Ce genre de groupe consultatif se composerait d’agents de
programme de niveau supérieur, de préférence
au niveau SMA, de représentants des groupes professionnels
autorisés à remplir le Certificat T2201, de diverses
organisations oeuvrant pour les personnes handicapées et
de groupes de défense des droits des patients.
Nous aimerions maintenant
attirer l’attention du Sous-comité sur trois questions
qui, actuellement, influent négativement sur la participation
du corps médical au programme, à savoir l’intégrité
du programme, la normalisation du programme (par exemple l’uniformité
de la terminologie et les dépenses auxquelles les personnes
handicapées font face) et les renvois aux fournisseurs de
soins, par les conseillers fiscaux.
Intégrité
du programme
Pour les médecins
qui travaillent dans le cadre du programme, la tension excessive
que le programme crée et impose à la relation médecin-patients
constitue la principale source de préoccupation et d’irritation.

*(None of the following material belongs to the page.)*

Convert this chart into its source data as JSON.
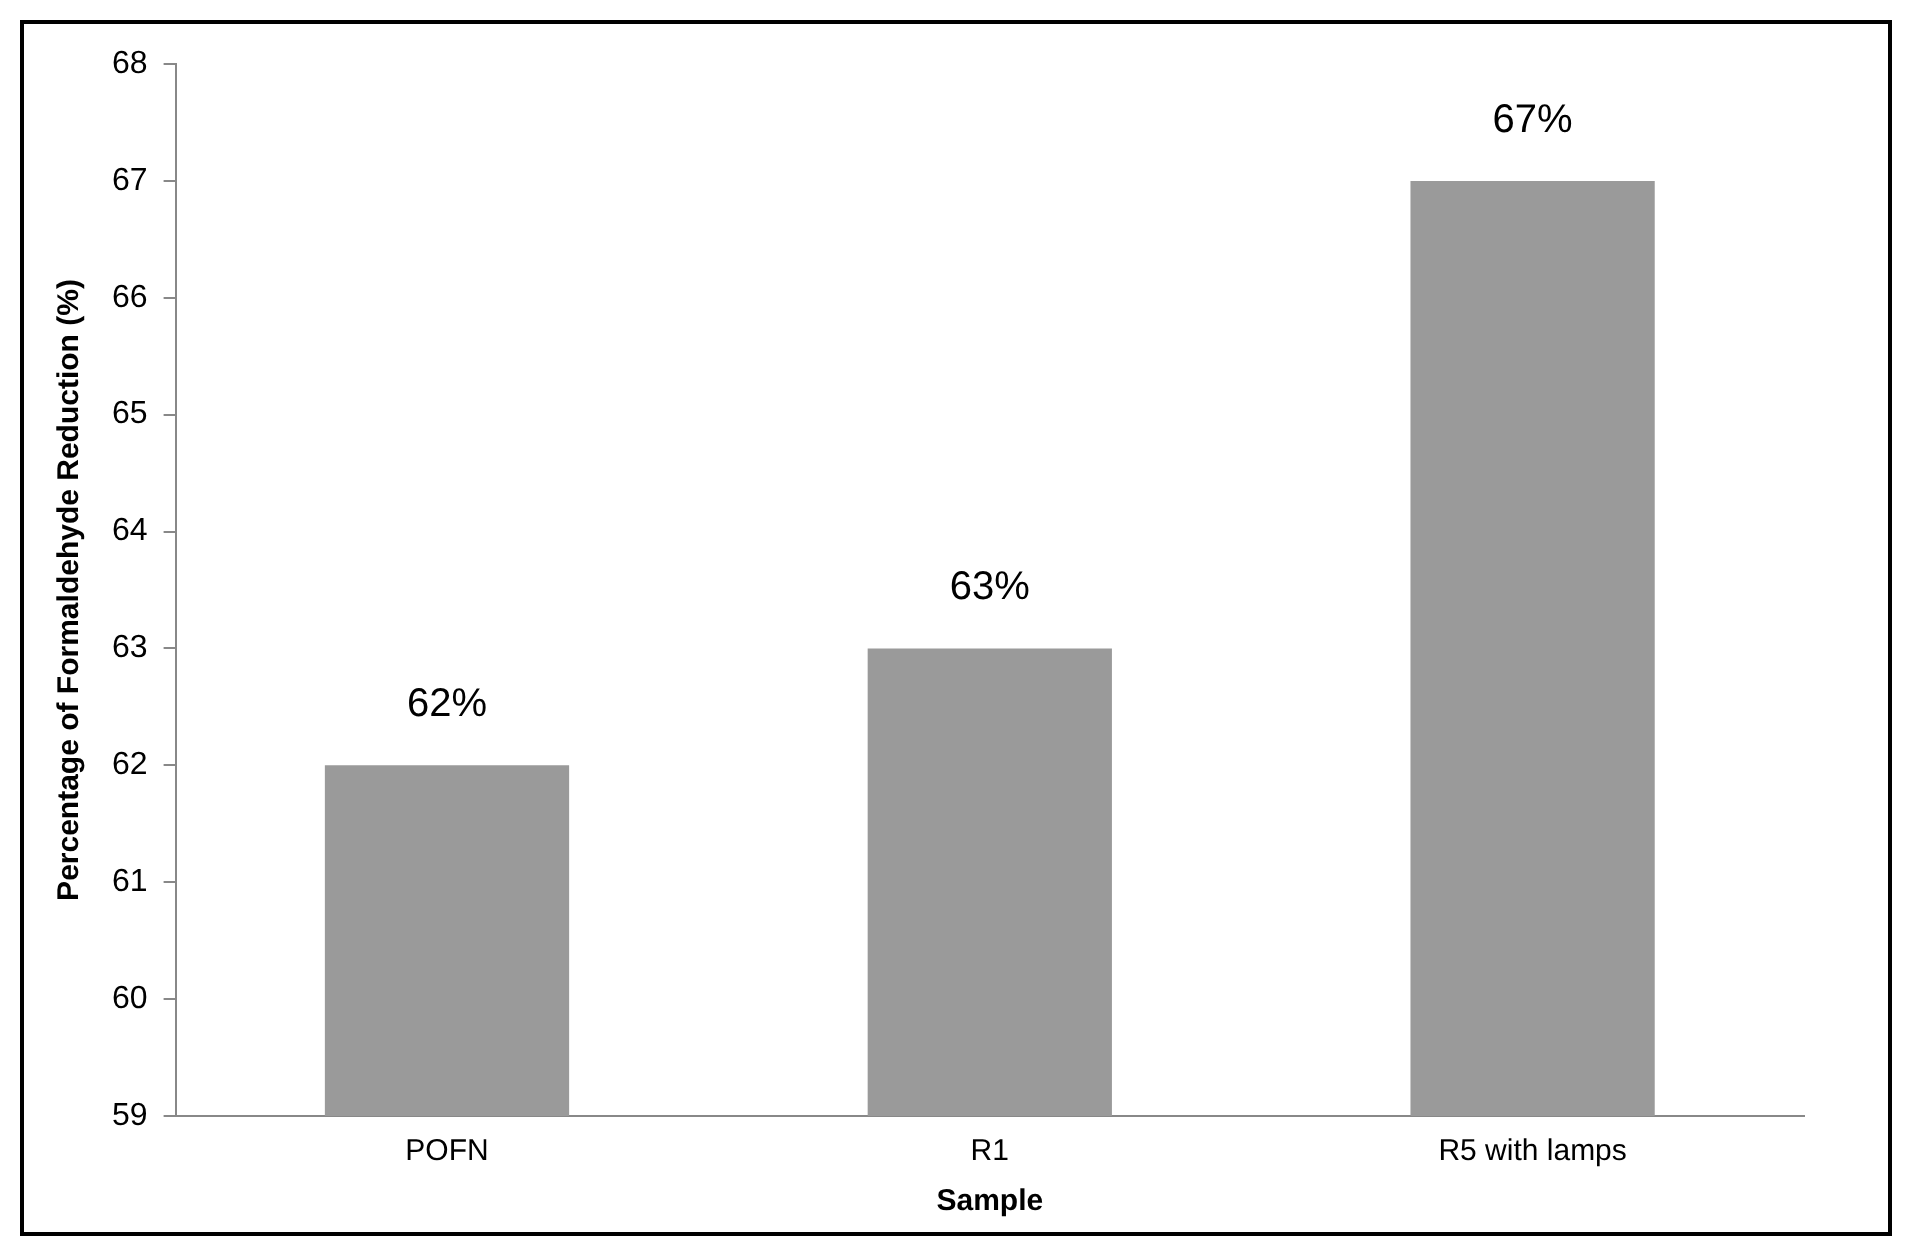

Cette tension peut avoir d’autres effets néfastes,
notamment nuire à l’intégrité du processus
lié au Programme de CIPH.
Selon la structure actuelle
du Programme de CIPH, les médecins doivent évaluer
le patient, remettre leur évaluation au patient et demander
au patient de les payer. Le processus pose des problèmes
pour deux raisons. Premièrement, étant donné
que le patient reçoit le formulaire dès que l’évaluation
est faite, on peut tenir les médecins responsables de la
non-admissibilité de leur patient au crédit d’impôt
– et non les arbitres chargés du Programme de CIPH.
Deuxièmement, il est gênant pour les médecins
de demander à un patient de les payer en sachant qu’il
ne sera pas jugé admissible au crédit d’impôt.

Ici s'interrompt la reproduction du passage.